O modelo brasileiro de IVA dual, com CBS (federal), IBS (subnacional) e Imposto Seletivo, busca modernizar a tributação e aumentar a transparência em um cenário em que empresas ainda gastam mais de 1.500 horas por ano para cumprir obrigações tributárias e convivem com centenas de milhares de normas editadas desde 1988. Dentro desse contexto, o IS surge como instrumento de política pública: tributar mais fortemente aquilo que gera custos sociais e ambientais relevantes.
Por Thiago Leite — Especialista em Inteligência Tributária e Sócio da L4 Taxx.
O novo modelo tributário: CBS, IBS e Imposto Seletivo
A Reforma Tributária extingue gradualmente tributos como PIS, Cofins, ICMS, ISS e IPI, substituindo-os por três pilares:
- CBS (Contribuição sobre Bens e Serviços) – de competência federal;
- IBS (Imposto sobre Bens e Serviços) – gerido por estados e municípios, via Comitê Gestor;
- IS (Imposto Seletivo) – tributo de caráter extrafiscal, voltado a bens e serviços considerados nocivos à saúde e/ou ao meio ambiente.
O modelo se inspira em sistemas de IVA adotados na União Europeia, China, Índia e Austrália, com forte ênfase em não cumulatividade plena e transparência da carga tributária ao longo da cadeia. A alíquota agregada de bens e serviços, projetada em torno de 26,5% mais o Imposto Seletivo em determinados casos, coloca o Brasil entre os países com maiores alíquotas globais, aumentando a importância de planejamento e eficiência.
Imposto Seletivo: função extrafiscal e lógica do “imposto do pecado”
O Imposto Seletivo não foi criado apenas para arrecadar mais. Sua função principal é desestimular o consumo de bens e serviços com efeitos negativos relevantes:
- Sobre a saúde – como cigarros, bebidas alcoólicas e bebidas açucaradas; e
- Sobre o meio ambiente – como determinados veículos automotores e bens minerais extraídos.
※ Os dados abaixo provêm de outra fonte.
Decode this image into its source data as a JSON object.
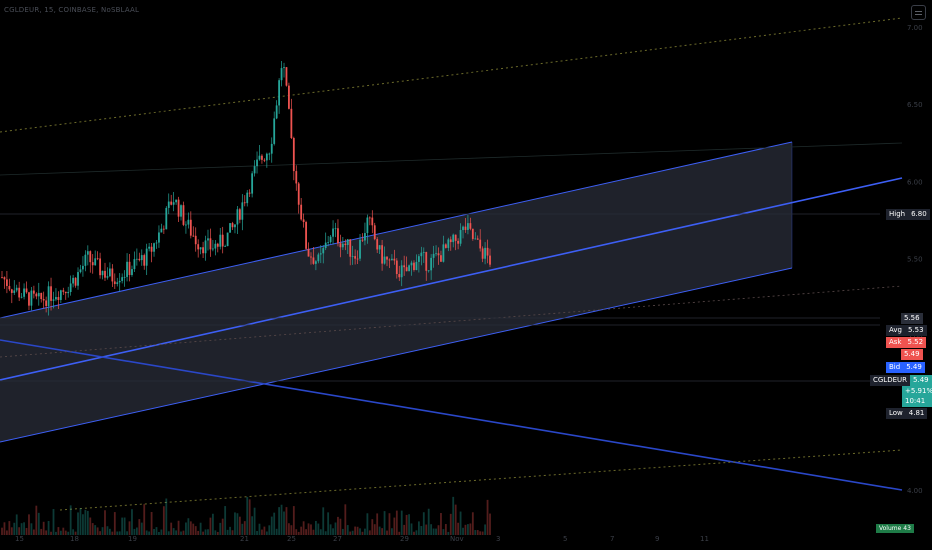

Por isso, o IS ganhou o apelido de “imposto do pecado” em referência a modelos internacionais que tributam tabaco, álcool e outros produtos danosos.
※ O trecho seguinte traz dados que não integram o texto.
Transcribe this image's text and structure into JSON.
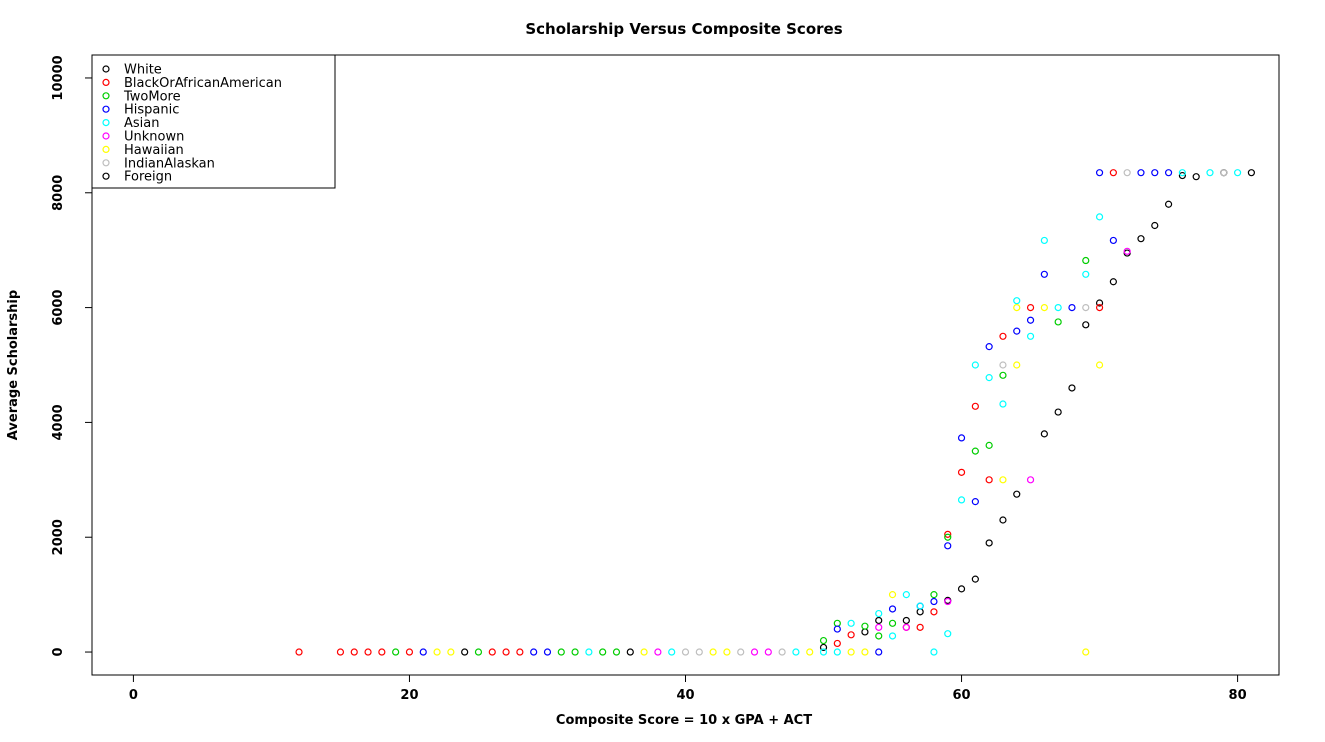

Algumas características centrais:
- Não permite crédito tributário ao longo da cadeia – a incidência é concentrada, com cobrança integral na primeira comercialização;
- Tem alíquotas variáveis, calibradas conforme o grau de nocividade do produto;
- Opera como um complemento à CBS/IBS, elevando a tributação de segmentos específicos.
Alíquotas indicativas e bens alcançados pelo Imposto Seletivo
De acordo com debates e propostas constantes no PLP nº 68/2024 e discussões correlatas, o desenho do Imposto Seletivo considera:
- Cigarros e demais produtos fumígenos;
- Bebidas alcoólicas (com atenção ao teor alcoólico);
- Bebidas açucaradas (como refrigerantes e sucos industrializados);
- Bens minerais, como minério de ferro, petróleo e gás natural;
- Veículos, inclusive elétricos e poluentes, com regras ainda em evolução.
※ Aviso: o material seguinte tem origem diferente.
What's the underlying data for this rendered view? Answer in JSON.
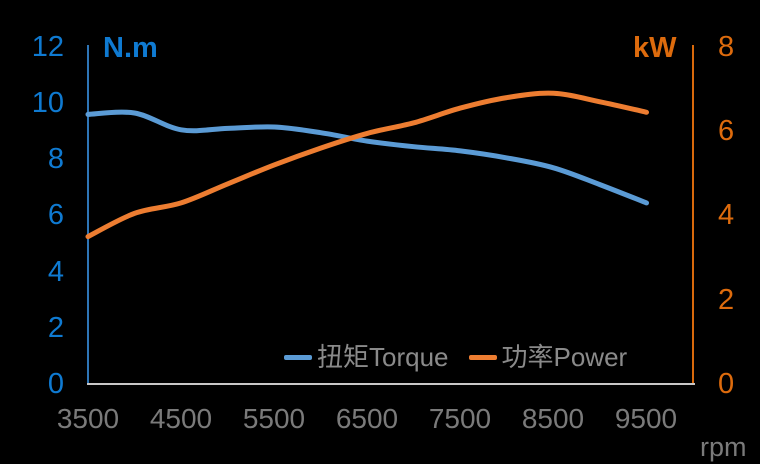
{
  "chart_data": {
    "type": "line",
    "title": "",
    "background": "#000000",
    "grid": false,
    "x": [
      3500,
      4000,
      4500,
      5000,
      5500,
      6000,
      6500,
      7000,
      7500,
      8000,
      8500,
      9000,
      9500
    ],
    "x_axis": {
      "label": "rpm",
      "min": 3500,
      "max": 10000,
      "tick_labels": [
        "3500",
        "4500",
        "5500",
        "6500",
        "7500",
        "8500",
        "9500"
      ],
      "tick_values": [
        3500,
        4500,
        5500,
        6500,
        7500,
        8500,
        9500
      ],
      "line_color": "#C9C7C7",
      "label_color": "#7A7A7A"
    },
    "left_axis": {
      "label": "N.m",
      "min": 0,
      "max": 12,
      "tick_labels": [
        "12",
        "10",
        "8",
        "6",
        "4",
        "2",
        "0"
      ],
      "tick_values": [
        12,
        10,
        8,
        6,
        4,
        2,
        0
      ],
      "text_color": "#0F7AD1",
      "line_color": "#2E75B6"
    },
    "right_axis": {
      "label": "kW",
      "min": 0,
      "max": 8,
      "tick_labels": [
        "8",
        "6",
        "4",
        "2",
        "0"
      ],
      "tick_values": [
        8,
        6,
        4,
        2,
        0
      ],
      "text_color": "#DD6B0D",
      "line_color": "#D9690B"
    },
    "series": [
      {
        "name": "扭矩Torque",
        "axis": "left",
        "unit": "N.m",
        "color": "#5B9BD5",
        "values": [
          9.6,
          9.65,
          9.05,
          9.1,
          9.15,
          8.95,
          8.65,
          8.45,
          8.3,
          8.05,
          7.7,
          7.1,
          6.45
        ]
      },
      {
        "name": "功率Power",
        "axis": "right",
        "unit": "kW",
        "color": "#ED7D31",
        "values": [
          3.5,
          4.05,
          4.3,
          4.75,
          5.2,
          5.6,
          5.95,
          6.2,
          6.55,
          6.8,
          6.9,
          6.7,
          6.45
        ]
      }
    ],
    "legend": {
      "position": "bottom-center",
      "text_color": "#8A8A8A"
    }
  }
}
Valores discutidos publicamente incluem, por exemplo, alíquotas significativamente mais altas para cigarros e bebidas alcoólicas, percentuais intermediários para bebidas açucaradas e incidência de menor alíquota para certos bens minerais, como minério de ferro, petróleo e gás natural, muitas vezes combinada com alíquota zero para usos específicos (como gás natural empregado como insumo industrial).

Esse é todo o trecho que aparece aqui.